E' quanto spiegato dal management della società, che oggi ha dato il via al roadshow che, dopo Milano, la porterà nelle principali piazze finanziarie europee e poi oltreoceano.

"Ci quotiamo per cogliere tutte le opportunità che il mercato ci offre, in primis quella di crescita per linee esterne", ha spiegato il presidente Alessandro Fedrigoni, aprendo la conferenza stampa di presentazione dell'offerta pubblica di sottoscrizione e vendita.

La società non si è fatta scoraggiare dal ritiro delle Ipo di Italiaonline e di Intercos e ha deciso di andare avanti con l'opvs, anche se con una dimensione e un range di prezzo ridotti rispetto alle attese iniziali.

L'offerta riguarda il 35% del capitale e la forchetta di prezzo è stata fissata a 5,5-7 euro per azione, pari a una capitalizzazione post aumento tra 514 e 654 milioni di euro. Si tratta del secondo tentativo di approdare in Borsa per l'azienda, dopo quello fallito nel 2011 a causa delle condizioni dei mercati.

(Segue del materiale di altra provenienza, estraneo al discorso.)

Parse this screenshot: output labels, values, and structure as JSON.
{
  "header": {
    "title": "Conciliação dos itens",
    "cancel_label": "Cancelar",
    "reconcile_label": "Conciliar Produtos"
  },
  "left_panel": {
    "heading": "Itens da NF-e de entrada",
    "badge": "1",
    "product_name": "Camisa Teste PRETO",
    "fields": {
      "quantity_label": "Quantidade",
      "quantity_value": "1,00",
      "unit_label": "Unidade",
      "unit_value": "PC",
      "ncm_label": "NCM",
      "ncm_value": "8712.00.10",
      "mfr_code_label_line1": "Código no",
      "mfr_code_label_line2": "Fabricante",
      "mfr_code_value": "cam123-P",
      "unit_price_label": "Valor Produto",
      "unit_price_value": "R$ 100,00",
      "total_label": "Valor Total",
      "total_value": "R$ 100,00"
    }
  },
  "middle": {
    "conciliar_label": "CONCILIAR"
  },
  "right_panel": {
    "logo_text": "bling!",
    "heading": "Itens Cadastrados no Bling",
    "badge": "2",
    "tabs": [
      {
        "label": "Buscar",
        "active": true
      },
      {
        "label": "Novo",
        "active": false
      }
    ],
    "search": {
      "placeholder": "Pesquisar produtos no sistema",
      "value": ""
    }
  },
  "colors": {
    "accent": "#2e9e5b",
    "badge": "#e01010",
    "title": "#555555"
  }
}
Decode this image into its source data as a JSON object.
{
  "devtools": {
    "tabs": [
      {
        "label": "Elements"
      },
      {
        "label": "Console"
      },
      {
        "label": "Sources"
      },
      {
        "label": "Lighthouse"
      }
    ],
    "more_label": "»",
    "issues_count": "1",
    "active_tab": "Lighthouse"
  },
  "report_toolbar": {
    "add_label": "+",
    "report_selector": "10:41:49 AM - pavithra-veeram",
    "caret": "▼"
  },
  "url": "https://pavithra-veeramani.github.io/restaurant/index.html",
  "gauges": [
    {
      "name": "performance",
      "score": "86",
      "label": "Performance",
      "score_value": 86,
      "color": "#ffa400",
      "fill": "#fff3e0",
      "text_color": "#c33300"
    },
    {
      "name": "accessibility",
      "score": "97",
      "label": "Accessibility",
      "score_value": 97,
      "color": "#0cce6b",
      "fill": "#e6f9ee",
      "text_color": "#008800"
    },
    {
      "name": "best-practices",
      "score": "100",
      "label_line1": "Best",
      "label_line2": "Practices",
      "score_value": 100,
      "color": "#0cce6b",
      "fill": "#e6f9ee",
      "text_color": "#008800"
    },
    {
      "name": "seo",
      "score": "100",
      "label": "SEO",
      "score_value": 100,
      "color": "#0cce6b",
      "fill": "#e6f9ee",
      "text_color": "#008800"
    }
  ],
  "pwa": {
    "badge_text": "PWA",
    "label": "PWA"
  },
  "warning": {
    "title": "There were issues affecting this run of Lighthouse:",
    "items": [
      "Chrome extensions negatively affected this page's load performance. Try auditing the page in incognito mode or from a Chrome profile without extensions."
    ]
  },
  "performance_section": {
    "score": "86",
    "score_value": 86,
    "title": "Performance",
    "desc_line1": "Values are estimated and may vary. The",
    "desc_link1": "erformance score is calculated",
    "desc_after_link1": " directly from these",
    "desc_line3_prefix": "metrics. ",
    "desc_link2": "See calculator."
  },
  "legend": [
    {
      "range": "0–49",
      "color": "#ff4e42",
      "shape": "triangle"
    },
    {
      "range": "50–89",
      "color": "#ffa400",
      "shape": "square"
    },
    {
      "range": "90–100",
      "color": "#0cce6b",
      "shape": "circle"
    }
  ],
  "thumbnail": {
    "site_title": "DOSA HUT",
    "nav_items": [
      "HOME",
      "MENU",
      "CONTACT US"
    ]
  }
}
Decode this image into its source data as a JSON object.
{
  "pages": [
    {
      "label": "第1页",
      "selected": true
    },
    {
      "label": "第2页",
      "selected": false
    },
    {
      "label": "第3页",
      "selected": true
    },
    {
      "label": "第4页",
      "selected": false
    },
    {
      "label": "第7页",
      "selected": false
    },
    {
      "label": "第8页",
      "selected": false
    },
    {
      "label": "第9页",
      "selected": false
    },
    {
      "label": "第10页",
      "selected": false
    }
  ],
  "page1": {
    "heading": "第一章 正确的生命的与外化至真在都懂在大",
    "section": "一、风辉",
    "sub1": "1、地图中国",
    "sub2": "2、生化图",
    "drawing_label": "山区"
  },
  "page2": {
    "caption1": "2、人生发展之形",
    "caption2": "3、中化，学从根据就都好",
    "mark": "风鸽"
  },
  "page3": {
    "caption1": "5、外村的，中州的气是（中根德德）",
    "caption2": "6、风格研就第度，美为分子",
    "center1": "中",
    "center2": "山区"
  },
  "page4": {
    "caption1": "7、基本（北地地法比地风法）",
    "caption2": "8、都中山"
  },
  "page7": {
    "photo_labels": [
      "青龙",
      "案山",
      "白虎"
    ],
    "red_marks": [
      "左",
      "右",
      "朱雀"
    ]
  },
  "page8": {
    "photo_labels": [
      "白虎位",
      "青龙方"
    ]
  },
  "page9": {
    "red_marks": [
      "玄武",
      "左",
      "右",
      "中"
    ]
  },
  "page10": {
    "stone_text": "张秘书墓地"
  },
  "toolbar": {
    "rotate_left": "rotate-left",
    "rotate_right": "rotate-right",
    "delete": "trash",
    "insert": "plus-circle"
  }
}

"Siamo convinti di poter accelerare il processo di crescita degli ultimi anni", ha spiegato l'AD Claudio Alfonsi, aggiungendo che la società ha "in programma acquisizioni, in Sud America, Stai Uniti, Ovest ed Est Europa".

"Acquisiremo aziende che producono e hanno una propria organizzazione commerciale, in modo da acquisire anche le quote di mercato", ha sottolineato Alfonsi.

A questo fine la società intende considerare potenziali obiettivi in tutti e tre i campi di attività: quello della carta, quello della carta e sicurezza (ad esempio la carta per banconote) e quello delle etichette adesive.

Sulla potenza di fuoco per eventuali acquisizioni il management non ha dato cifre precise, ma si è limitato a ricordare che la società ha un indebitamento contenuto e che dipenderà molto dalle opportunità che si presenteranno.

L'aumento di capitale, pari a due quinti dell'offerta globale, potrebbe portare nelle casse della società fino a un massimo di 94 milioni.

La società punta quindi a trasformarsi da preda a predatore. A marzo scorso, come confermato dai vertici della società, è stata infatti interrotta la trattativa con l'austriaca Delfort.

"Delfort ci voleva acquistare, adesso noi valuteremo progetti dove saremo noi che acquisteremo", ha spiegato Alfonsi.

Alla base della quotazione probabilmente anche la necessità di preparare il passaggio generazionale, argomento citato dal presidente Alessandro Fedrigoni tra le ragioni che spingono le aziende a quotarsi.

La società è controllata al 100% da San Colombano, che fa capo per il 50% ad Alessandro e per il 25% ciascuna alle sorelle Marta e Giovanna. I tre fratelli hanno tutti più di 70 anni.

Per quanto riguarda la politica dei dividendi, il management ha ricordato che negli ultimi 3 anni sono stati distribuiti dividendi per un ammontare pari a 8 milioni l'anno, pari a un payout poco sopra il 25% nel 2013. "Sappiamo che i peers hanno percentuali (di payout) diverse, valuteremo", ha spiegato Chiara Medioli.

Le origini del gruppo Fedrigoni risalgono al 1888. Pur avendo gran parte della produzione in Italia, il 63% del fatturato viene realizzato all'estero.